The real fascination for me came when I asked the students if they were friends with someone in real life could they not be friends with them on Facebook? You would have thought I was joking by the looks on their faces. Three students spoke up and all said the same thing….”No Way!” That there is a social obligation to be Facebook friends with someone if you are friends in real life and not “friending” them on Facebook would be the same as saying “we’re not friends”.

This is the lives of our students, a world where there is an obligation to be virtual friends with your real friends. An obligation to be on Facebook and be “cool” there as well. This is their social world, and middle schoolers are developmentally in a place that is all about fitting in, being social, and belonging. That’s what is important in their lives, not school, not their homework, but their social lives. As one middle school teacher I was talking to explained “No matter how engaging our lessons are we can not compete with their social lives, they are, at this age all about finding out who they are and belonging.”

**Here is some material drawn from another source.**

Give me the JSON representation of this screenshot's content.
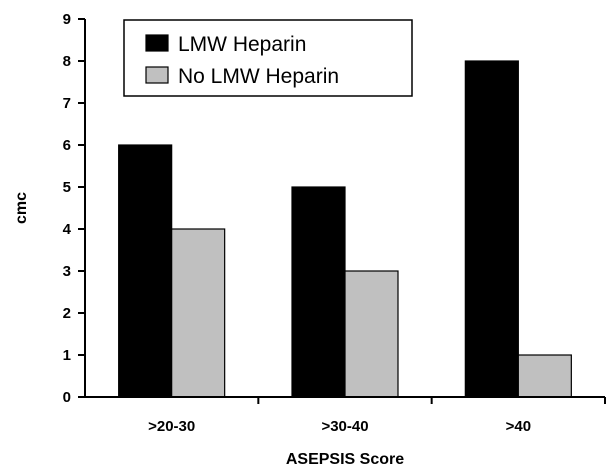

At one point today, these students who were there to learn and reflect and were in trouble, were still caught chatting on Facebook in the background by my wife. Here are students, in trouble, writing papers on cyber bullying and still need? crave? want? that social connection.

There’s a part of me that feels sad for them….as I think back on my own Jr. High years and that sense of wanting to fit in, in being “normal” and how much more pressure must be on them in these virtual places that I for one never had to deal with. When I got home….I could relax, not think about it, but now there is this obligation that you’ll be on Facebook, that you’ll be social, even in your house…that’s a lot of pressure to “always be on” for a 13 year old…..honestly….one I’m glad I never had.

There is a social pressure within these students that I honestly do not thing any of us can understand. The more I watch, listen, and interact with students today the more I’m realizing this social pressure that is on them and wondering as an educational community how do we help them, when it is so foreign to all of us? How do we help them mange these connections, use them in powerful ways, and protect themselves and their friends all while allowing them to be social where they need to be? I’m struggling with this and I’m the one that’s suppose to have the answers for parents and teachers and schools on how to handle this. I’m just not sure that we as a society are ready to handle these new social norms that we really don’t understand and for many people are so scary, or foreign that it’s easy to pretend they don’t exist and say “I hate Facebook” then to approach it with an open mind and concept for what’s new.

Privacy, Safety, Bullying….it’s a whole new world out there that I’m trying hard to understand.